Our brave new world
The Internet is wasted. What once was a wonderful commonwealth of enthusiasm and exploration has become an existential wasteland.
3 trends have spoiled it.
Social networks. Almost all interaction and sharing today is done through them. Their convenience is killer: they give us an audience. It quickly became the most effective way of digital interaction, because it was relevant from the very begining. Then came the optimisation phase. User engagement (call it user addiction) became the number one metric towards profitability. Someone realised that people tend to be attracted to content of a certain type. By someone I mean a machine learning algorithm. So fire off all those analytic servers, start profiling people and feed them with whatever the algorithm tells you. Soon you have engaged users by billions, market cap skyrockets, and you’ve turned a significant portion of human kind into sheeps. I shouldn’t have written social networks as the problematic trend, but algorithmically curated content. Be mindful what you eat. If what you eat is determined by an algorithm, you are giving up on something in the process. I guess that something is your soul, your daemon. This is our very own brave new world, conditioned and happy, but also fooled and useless.
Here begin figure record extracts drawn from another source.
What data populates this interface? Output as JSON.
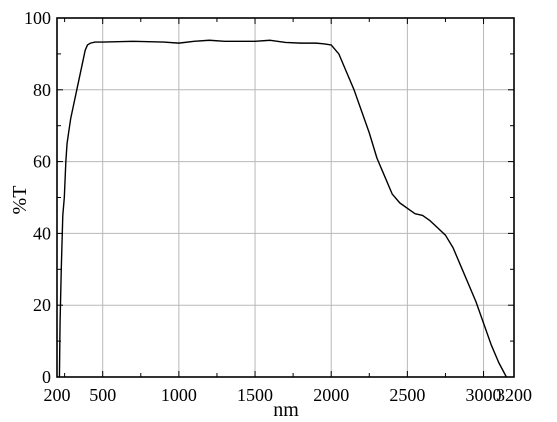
{
  "chart_data": {
    "type": "line",
    "title": "",
    "xlabel": "nm",
    "ylabel": "%T",
    "xlim": [
      200,
      3200
    ],
    "ylim": [
      0,
      100
    ],
    "grid": true,
    "legend": "none",
    "x_ticks": [
      200,
      500,
      1000,
      1500,
      2000,
      2500,
      3000,
      3200
    ],
    "y_ticks": [
      0,
      20,
      40,
      60,
      80,
      100
    ],
    "x_tick_labels": [
      "200",
      "500",
      "1000",
      "1500",
      "2000",
      "2500",
      "3000",
      "3200"
    ],
    "y_tick_labels": [
      "0",
      "20",
      "40",
      "60",
      "80",
      "100"
    ],
    "series": [
      {
        "line_color": "#000000",
        "points": [
          [
            216,
            0
          ],
          [
            220,
            15
          ],
          [
            228,
            30
          ],
          [
            238,
            45
          ],
          [
            248,
            50
          ],
          [
            258,
            60
          ],
          [
            266,
            65
          ],
          [
            276,
            68
          ],
          [
            290,
            72
          ],
          [
            310,
            76
          ],
          [
            330,
            80
          ],
          [
            350,
            84
          ],
          [
            370,
            88
          ],
          [
            385,
            91
          ],
          [
            400,
            92.5
          ],
          [
            420,
            93
          ],
          [
            450,
            93.3
          ],
          [
            500,
            93.3
          ],
          [
            700,
            93.5
          ],
          [
            900,
            93.3
          ],
          [
            1000,
            93
          ],
          [
            1100,
            93.5
          ],
          [
            1200,
            93.8
          ],
          [
            1300,
            93.5
          ],
          [
            1400,
            93.5
          ],
          [
            1500,
            93.5
          ],
          [
            1600,
            93.8
          ],
          [
            1700,
            93.2
          ],
          [
            1800,
            93
          ],
          [
            1900,
            93
          ],
          [
            1950,
            92.8
          ],
          [
            2000,
            92.5
          ],
          [
            2050,
            90
          ],
          [
            2100,
            85
          ],
          [
            2150,
            80
          ],
          [
            2200,
            74
          ],
          [
            2250,
            68
          ],
          [
            2300,
            61
          ],
          [
            2350,
            56
          ],
          [
            2400,
            51
          ],
          [
            2450,
            48.5
          ],
          [
            2500,
            47
          ],
          [
            2550,
            45.5
          ],
          [
            2600,
            45
          ],
          [
            2650,
            43.5
          ],
          [
            2700,
            41.5
          ],
          [
            2750,
            39.5
          ],
          [
            2800,
            36
          ],
          [
            2850,
            31
          ],
          [
            2900,
            26
          ],
          [
            2950,
            21
          ],
          [
            3000,
            15
          ],
          [
            3050,
            9
          ],
          [
            3100,
            4
          ],
          [
            3150,
            0
          ]
        ]
      }
    ]
  }
}
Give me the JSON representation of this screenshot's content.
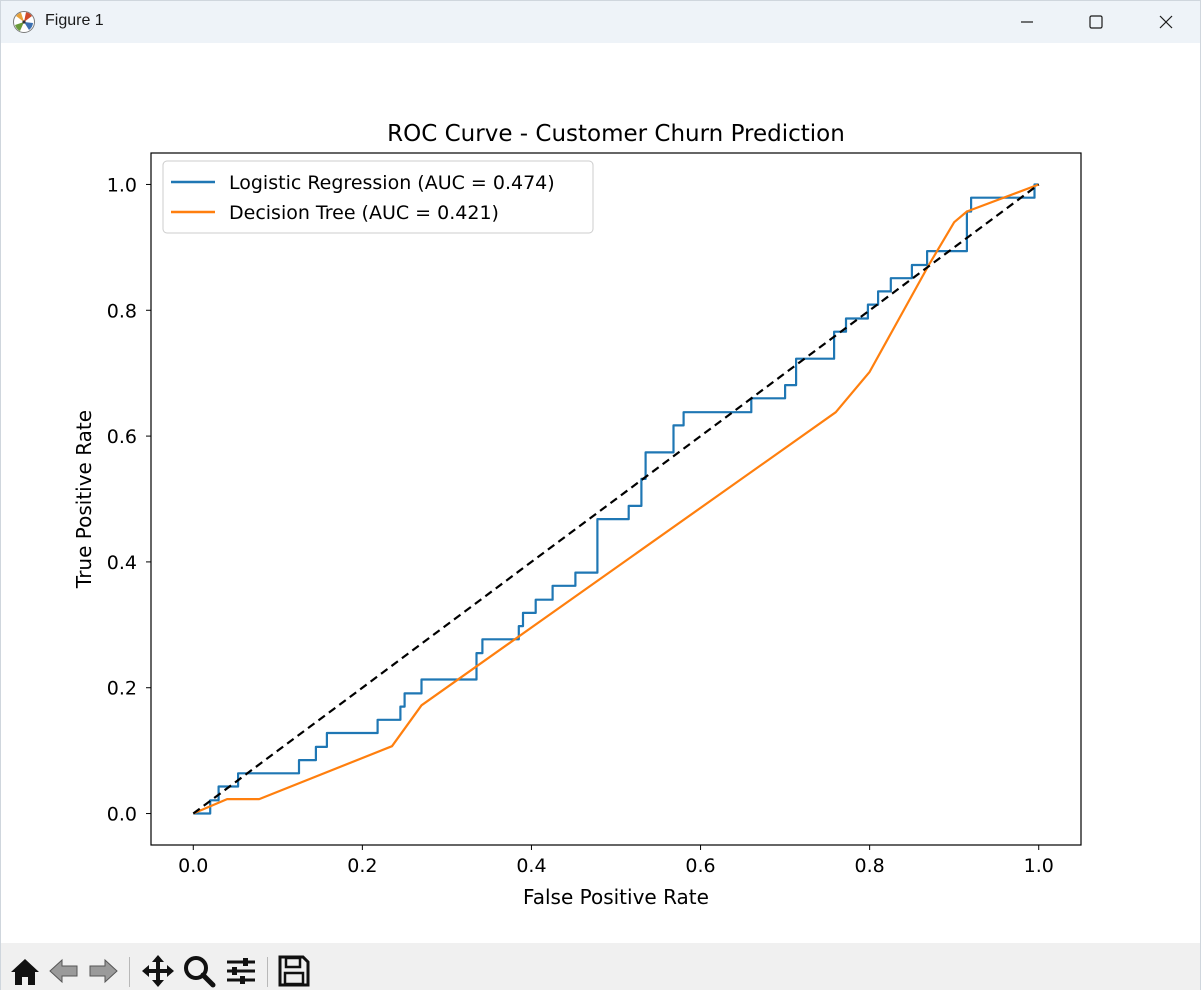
{
  "window": {
    "title": "Figure 1",
    "controls": [
      "minimize-icon",
      "maximize-icon",
      "close-icon"
    ]
  },
  "toolbar": {
    "tools": [
      "home-icon",
      "back-arrow-icon",
      "forward-arrow-icon",
      "pan-icon",
      "zoom-icon",
      "configure-subplots-icon",
      "save-icon"
    ]
  },
  "colors": {
    "logistic": "#1f77b4",
    "tree": "#ff7f0e",
    "diagonal": "#000000"
  },
  "chart_data": {
    "type": "line",
    "title": "ROC Curve - Customer Churn Prediction",
    "xlabel": "False Positive Rate",
    "ylabel": "True Positive Rate",
    "xlim": [
      -0.05,
      1.05
    ],
    "ylim": [
      -0.05,
      1.05
    ],
    "xticks": [
      "0.0",
      "0.2",
      "0.4",
      "0.6",
      "0.8",
      "1.0"
    ],
    "yticks": [
      "0.0",
      "0.2",
      "0.4",
      "0.6",
      "0.8",
      "1.0"
    ],
    "legend_position": "top-left",
    "grid": false,
    "series": [
      {
        "name": "Logistic Regression (AUC = 0.474)",
        "color": "#1f77b4",
        "x": [
          0.0,
          0.02,
          0.02,
          0.03,
          0.03,
          0.053,
          0.053,
          0.125,
          0.125,
          0.145,
          0.145,
          0.158,
          0.158,
          0.218,
          0.218,
          0.245,
          0.245,
          0.25,
          0.25,
          0.27,
          0.27,
          0.335,
          0.335,
          0.342,
          0.342,
          0.385,
          0.385,
          0.39,
          0.39,
          0.405,
          0.405,
          0.425,
          0.425,
          0.452,
          0.452,
          0.478,
          0.478,
          0.515,
          0.515,
          0.53,
          0.53,
          0.535,
          0.535,
          0.568,
          0.568,
          0.58,
          0.58,
          0.66,
          0.66,
          0.7,
          0.7,
          0.713,
          0.713,
          0.758,
          0.758,
          0.772,
          0.772,
          0.798,
          0.798,
          0.81,
          0.81,
          0.825,
          0.825,
          0.85,
          0.85,
          0.868,
          0.868,
          0.915,
          0.915,
          0.92,
          0.92,
          0.995,
          0.995,
          1.0
        ],
        "y": [
          0.0,
          0.0,
          0.021,
          0.021,
          0.043,
          0.043,
          0.064,
          0.064,
          0.085,
          0.085,
          0.106,
          0.106,
          0.128,
          0.128,
          0.149,
          0.149,
          0.17,
          0.17,
          0.191,
          0.191,
          0.213,
          0.213,
          0.255,
          0.255,
          0.277,
          0.277,
          0.298,
          0.298,
          0.319,
          0.319,
          0.34,
          0.34,
          0.362,
          0.362,
          0.383,
          0.383,
          0.468,
          0.468,
          0.489,
          0.489,
          0.532,
          0.532,
          0.574,
          0.574,
          0.617,
          0.617,
          0.638,
          0.638,
          0.66,
          0.66,
          0.681,
          0.681,
          0.723,
          0.723,
          0.766,
          0.766,
          0.787,
          0.787,
          0.809,
          0.809,
          0.83,
          0.83,
          0.851,
          0.851,
          0.872,
          0.872,
          0.894,
          0.894,
          0.957,
          0.957,
          0.979,
          0.979,
          1.0,
          1.0
        ]
      },
      {
        "name": "Decision Tree (AUC = 0.421)",
        "color": "#ff7f0e",
        "x": [
          0.0,
          0.04,
          0.078,
          0.235,
          0.27,
          0.76,
          0.8,
          0.87,
          0.9,
          0.915,
          1.0
        ],
        "y": [
          0.0,
          0.023,
          0.023,
          0.107,
          0.172,
          0.638,
          0.702,
          0.872,
          0.94,
          0.957,
          1.0
        ]
      },
      {
        "name": "",
        "color": "#000000",
        "dashed": true,
        "x": [
          0.0,
          1.0
        ],
        "y": [
          0.0,
          1.0
        ]
      }
    ]
  }
}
Instant sharing. I once wrote around here that when you reduce friction, you increase frequency. When entry barriers lowered (vanished!) for anyone to share stuff online, two things happened. Internet was very quickly democratised; everyone, no matter their digital literacy, started contributing. Then, just as quickly, the signal to noise ratio collapsed. It became impossible to find the needle in the haystack. No worries, though, do you know who can help? Yes! The recommendation engine of YouTube! So, then again, this is an indirection to my point about algorithmically curated content. It is also a reflection on what happens when you give everyone a voice. Democratising is ethically laudable, but we must be aware that we are switching from one set of problems to another. As with everything in life, it all goes down to choosing what type of problems you prefer, and I must admit I miss the days in which this was a gathering on nerds clumsily crafting websites. Some things are better if they just take effort. That effort acts as a filter that at least guarantees that what gets done, at least, shows commitment, perseverance and enthusiasm of the maker.
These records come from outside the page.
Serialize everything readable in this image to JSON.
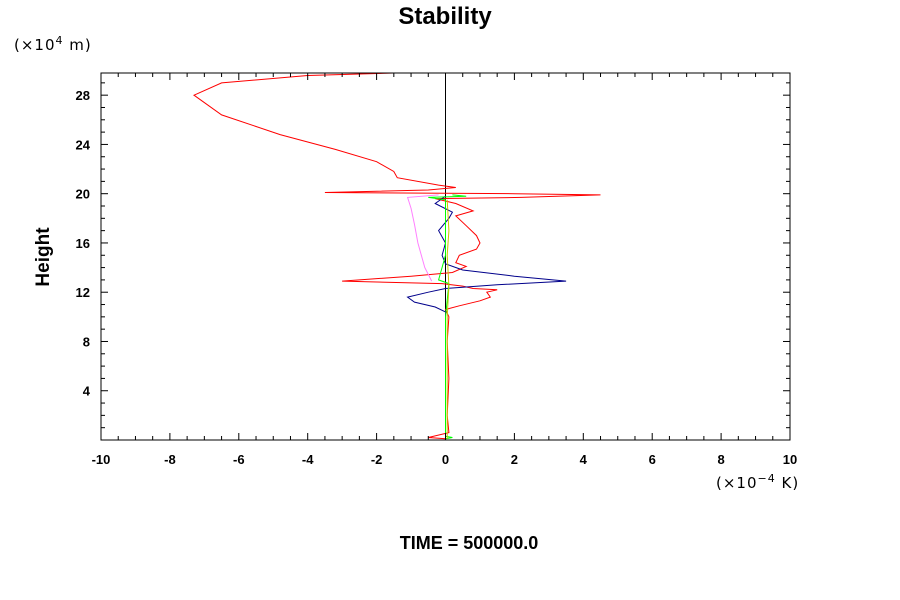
{
  "chart_data": {
    "type": "line",
    "title": "Stability",
    "ylabel": "Height",
    "xlabel": "",
    "x_unit_prefix": "(×10",
    "x_unit_exp": "−4",
    "x_unit_suffix": " K)",
    "y_unit_prefix": "(×10",
    "y_unit_exp": "4",
    "y_unit_suffix": " m)",
    "xlim": [
      -10,
      10
    ],
    "ylim": [
      0,
      29.8
    ],
    "xticks": [
      -10,
      -8,
      -6,
      -4,
      -2,
      0,
      2,
      4,
      6,
      8,
      10
    ],
    "yticks": [
      4,
      8,
      12,
      16,
      20,
      24,
      28
    ],
    "grid": false,
    "footer": "TIME = 500000.0",
    "series": [
      {
        "color": "#ff0000",
        "points": [
          [
            0,
            0.1
          ],
          [
            -0.5,
            0.2
          ],
          [
            0.1,
            0.6
          ],
          [
            0.05,
            2
          ],
          [
            0.1,
            5
          ],
          [
            0.05,
            8
          ],
          [
            0.1,
            10
          ],
          [
            0,
            10.6
          ],
          [
            0.4,
            10.9
          ],
          [
            1.0,
            11.3
          ],
          [
            1.3,
            11.6
          ],
          [
            1.2,
            12.0
          ],
          [
            1.5,
            12.2
          ],
          [
            0.8,
            12.3
          ],
          [
            0.5,
            12.5
          ],
          [
            -0.1,
            12.7
          ],
          [
            -3.0,
            12.9
          ],
          [
            -1.0,
            13.3
          ],
          [
            0.2,
            13.6
          ],
          [
            0.6,
            14.1
          ],
          [
            0.3,
            14.4
          ],
          [
            0.4,
            15.0
          ],
          [
            0.9,
            15.5
          ],
          [
            1.0,
            16.0
          ],
          [
            0.9,
            16.6
          ],
          [
            0.6,
            17.4
          ],
          [
            0.3,
            18.2
          ],
          [
            0.8,
            18.6
          ],
          [
            0.3,
            19.2
          ],
          [
            -0.3,
            19.6
          ],
          [
            2.2,
            19.7
          ],
          [
            4.5,
            19.9
          ],
          [
            2.0,
            20.0
          ],
          [
            -3.5,
            20.1
          ],
          [
            -0.5,
            20.3
          ],
          [
            0.3,
            20.5
          ],
          [
            -0.2,
            20.7
          ],
          [
            -1.4,
            21.3
          ],
          [
            -1.5,
            21.8
          ],
          [
            -2.0,
            22.6
          ],
          [
            -3.2,
            23.6
          ],
          [
            -4.8,
            24.8
          ],
          [
            -6.5,
            26.4
          ],
          [
            -7.3,
            28.0
          ],
          [
            -6.5,
            29.0
          ],
          [
            -4.0,
            29.6
          ],
          [
            -1.5,
            29.8
          ]
        ]
      },
      {
        "color": "#00008b",
        "points": [
          [
            0,
            0.1
          ],
          [
            0,
            4
          ],
          [
            0,
            8
          ],
          [
            0,
            10.4
          ],
          [
            -0.3,
            10.8
          ],
          [
            -0.9,
            11.2
          ],
          [
            -1.1,
            11.6
          ],
          [
            -0.5,
            12.0
          ],
          [
            0,
            12.3
          ],
          [
            1.5,
            12.6
          ],
          [
            3.5,
            12.9
          ],
          [
            2.0,
            13.3
          ],
          [
            0.5,
            13.8
          ],
          [
            0,
            14.3
          ],
          [
            -0.1,
            15.0
          ],
          [
            0,
            16.0
          ],
          [
            -0.2,
            17.0
          ],
          [
            0.1,
            18.0
          ],
          [
            0.2,
            18.5
          ],
          [
            -0.3,
            19.2
          ],
          [
            0,
            19.8
          ]
        ]
      },
      {
        "color": "#ff80ff",
        "points": [
          [
            -0.4,
            12.9
          ],
          [
            -0.6,
            14.0
          ],
          [
            -0.8,
            16.0
          ],
          [
            -0.9,
            17.5
          ],
          [
            -1.0,
            18.8
          ],
          [
            -1.1,
            19.7
          ],
          [
            -0.2,
            19.9
          ]
        ]
      },
      {
        "color": "#00ff00",
        "points": [
          [
            0,
            0.1
          ],
          [
            0.2,
            0.2
          ],
          [
            0,
            0.3
          ],
          [
            0,
            5
          ],
          [
            0,
            10
          ],
          [
            0.1,
            12.7
          ],
          [
            -0.2,
            13.0
          ],
          [
            0,
            15
          ],
          [
            0,
            19.5
          ],
          [
            -0.5,
            19.7
          ],
          [
            0.6,
            19.8
          ],
          [
            0.2,
            19.9
          ]
        ]
      },
      {
        "color": "#c8c800",
        "points": [
          [
            0.05,
            0.1
          ],
          [
            0.05,
            5
          ],
          [
            0.05,
            10
          ],
          [
            0.1,
            12.5
          ],
          [
            0.05,
            15
          ],
          [
            0.1,
            17
          ],
          [
            0.05,
            19.5
          ]
        ]
      }
    ]
  }
}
Timebound publishing. I like and don’t like timelines. When someone came up with the idea of blogging, it immediately rooted. If you were around before, you’d have noticed that we built ugly websites with some navigation in the left by topic and mostly static content. Someone then thought that it’d be good to journal the entries. And it was good because up there, right when you open up the site, the most recent content always shows first. That is convenient, both for the producer of content and for the reader, so it quickly became the de facto standard. It was obviously endorsed by social media when they were born… twitter will show last tweets first, same with facebook, instagram, etc. It’s simply better… but it also has some drawbacks. It puts an emphasis on new, and new is not necessarily more relevant. I know it’s ironic to make this point from a blog, but I myself suffer from this. You may have noticed by now that I make an effort to write with very few reference to time sensitive content. I mostly try to reflect on stuff that is timeless. Then sometimes I point someone to this blog and realise that, perhaps, my last post is not really representative. Time is not really relevant for what I write. I acknowledge this is useful for habitual readers, but again, this convenience comes at a cost: we get fed by new, not by better, and time buries the most powerful ideas into the oblivion of the vertical scroll.
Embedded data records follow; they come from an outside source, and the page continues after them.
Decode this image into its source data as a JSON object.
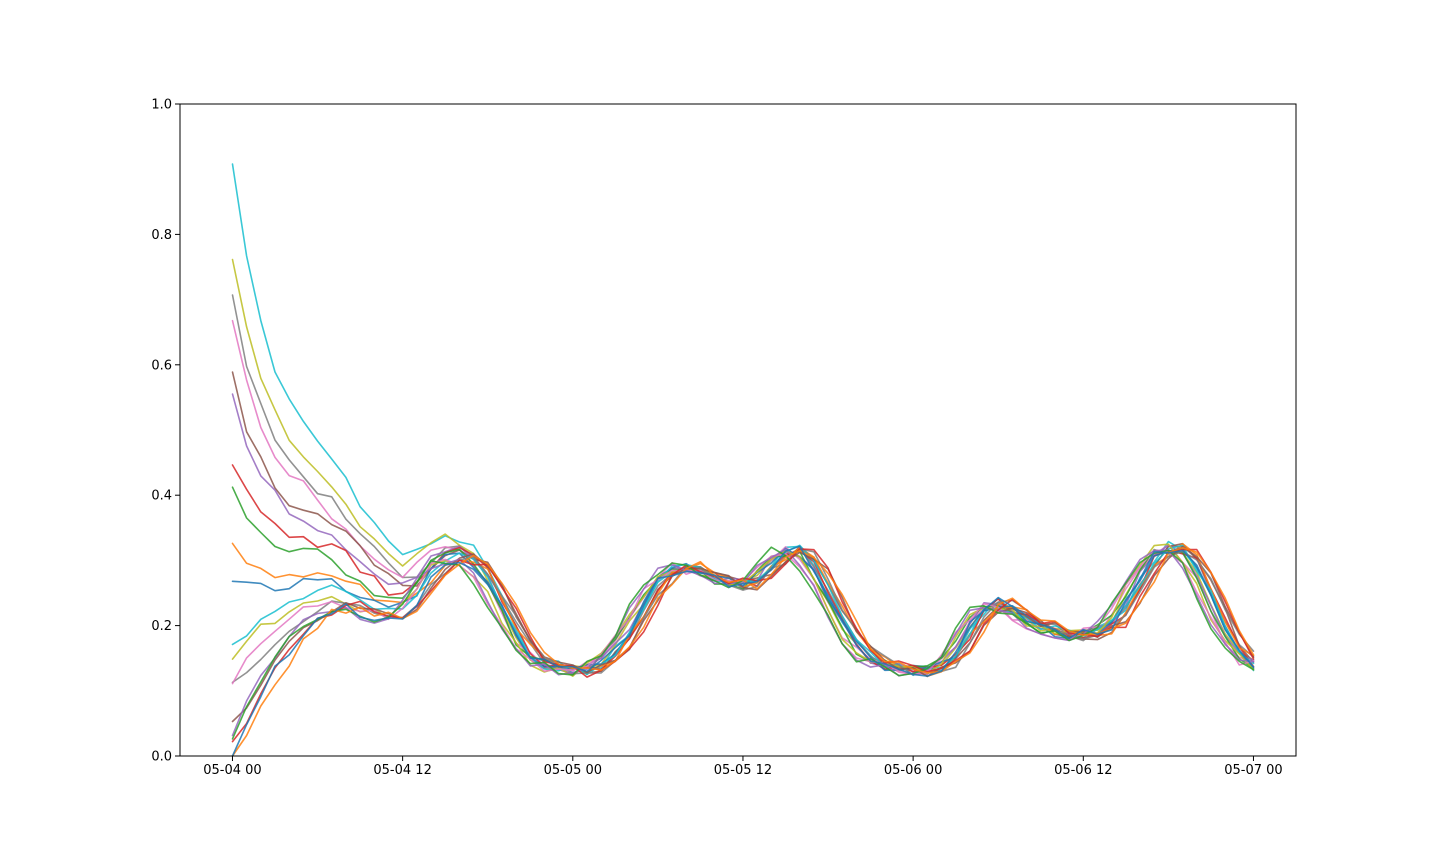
{
  "chart_data": {
    "type": "line",
    "title": "",
    "xlabel": "",
    "ylabel": "",
    "x_ticks": [
      "05-04 00",
      "05-04 12",
      "05-05 00",
      "05-05 12",
      "05-06 00",
      "05-06 12",
      "05-07 00"
    ],
    "y_ticks": [
      "0.0",
      "0.2",
      "0.4",
      "0.6",
      "0.8",
      "1.0"
    ],
    "xlim_hours": [
      -3.7,
      75.0
    ],
    "ylim": [
      0.0,
      1.0
    ],
    "grid": false,
    "legend": "none",
    "x_start_hour": 0,
    "x_step_hours": 1,
    "baseline": [
      0.1,
      0.13,
      0.16,
      0.18,
      0.2,
      0.22,
      0.235,
      0.24,
      0.24,
      0.23,
      0.22,
      0.215,
      0.22,
      0.24,
      0.275,
      0.3,
      0.305,
      0.295,
      0.27,
      0.23,
      0.185,
      0.155,
      0.14,
      0.135,
      0.13,
      0.13,
      0.14,
      0.16,
      0.19,
      0.23,
      0.265,
      0.285,
      0.29,
      0.285,
      0.275,
      0.265,
      0.26,
      0.27,
      0.295,
      0.315,
      0.315,
      0.29,
      0.25,
      0.205,
      0.17,
      0.15,
      0.14,
      0.135,
      0.13,
      0.13,
      0.135,
      0.155,
      0.195,
      0.225,
      0.235,
      0.225,
      0.21,
      0.2,
      0.19,
      0.185,
      0.185,
      0.19,
      0.2,
      0.23,
      0.27,
      0.305,
      0.32,
      0.315,
      0.29,
      0.245,
      0.195,
      0.16,
      0.14
    ],
    "series": [
      {
        "start": 0.89,
        "decay": 4.0,
        "offset": 0.08,
        "phase": 0.0,
        "color": "#17becf"
      },
      {
        "start": 0.75,
        "decay": 4.0,
        "offset": 0.06,
        "phase": 0.3,
        "color": "#bcbd22"
      },
      {
        "start": 0.7,
        "decay": 4.0,
        "offset": 0.05,
        "phase": -0.3,
        "color": "#7f7f7f"
      },
      {
        "start": 0.64,
        "decay": 4.0,
        "offset": 0.04,
        "phase": 0.5,
        "color": "#e377c2"
      },
      {
        "start": 0.59,
        "decay": 4.0,
        "offset": 0.03,
        "phase": -0.5,
        "color": "#8c564b"
      },
      {
        "start": 0.54,
        "decay": 4.0,
        "offset": 0.02,
        "phase": 0.2,
        "color": "#9467bd"
      },
      {
        "start": 0.45,
        "decay": 4.0,
        "offset": 0.02,
        "phase": -0.2,
        "color": "#d62728"
      },
      {
        "start": 0.39,
        "decay": 4.0,
        "offset": 0.01,
        "phase": 0.4,
        "color": "#2ca02c"
      },
      {
        "start": 0.33,
        "decay": 4.0,
        "offset": 0.0,
        "phase": -0.4,
        "color": "#ff7f0e"
      },
      {
        "start": 0.26,
        "decay": 4.0,
        "offset": 0.0,
        "phase": 0.1,
        "color": "#1f77b4"
      },
      {
        "start": 0.18,
        "decay": 4.0,
        "offset": 0.0,
        "phase": -0.1,
        "color": "#17becf"
      },
      {
        "start": 0.135,
        "decay": 4.0,
        "offset": 0.0,
        "phase": 0.6,
        "color": "#bcbd22"
      },
      {
        "start": 0.11,
        "decay": 4.0,
        "offset": 0.0,
        "phase": -0.6,
        "color": "#7f7f7f"
      },
      {
        "start": 0.09,
        "decay": 4.0,
        "offset": 0.0,
        "phase": 0.7,
        "color": "#e377c2"
      },
      {
        "start": 0.06,
        "decay": 4.0,
        "offset": 0.0,
        "phase": -0.7,
        "color": "#8c564b"
      },
      {
        "start": 0.01,
        "decay": 4.0,
        "offset": 0.0,
        "phase": 0.8,
        "color": "#9467bd"
      },
      {
        "start": 0.02,
        "decay": 4.0,
        "offset": 0.0,
        "phase": -0.8,
        "color": "#d62728"
      },
      {
        "start": 0.0,
        "decay": 4.0,
        "offset": 0.0,
        "phase": 0.9,
        "color": "#2ca02c"
      },
      {
        "start": 0.0,
        "decay": 4.0,
        "offset": 0.0,
        "phase": -0.9,
        "color": "#ff7f0e"
      },
      {
        "start": 0.0,
        "decay": 4.0,
        "offset": 0.0,
        "phase": 0.0,
        "color": "#1f77b4"
      }
    ]
  }
}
All in all, my feeling is that all these trends have turned the Internet into one big shopping mall full of indistinguishable clothing franchises. The internet is full of people on a Saturday evening, buying the same stuff, getting excited by the last trend, a trend that some big corporation deducted by running analytics on the last purchasing behaviour of the masses. This is our brave new world. We must reclaim our soul, also in the digital space; we must restore our digital souls, run away to the digital villages, to the digital libraries and to the digital bars. We will have to find them, though. We may have to build them.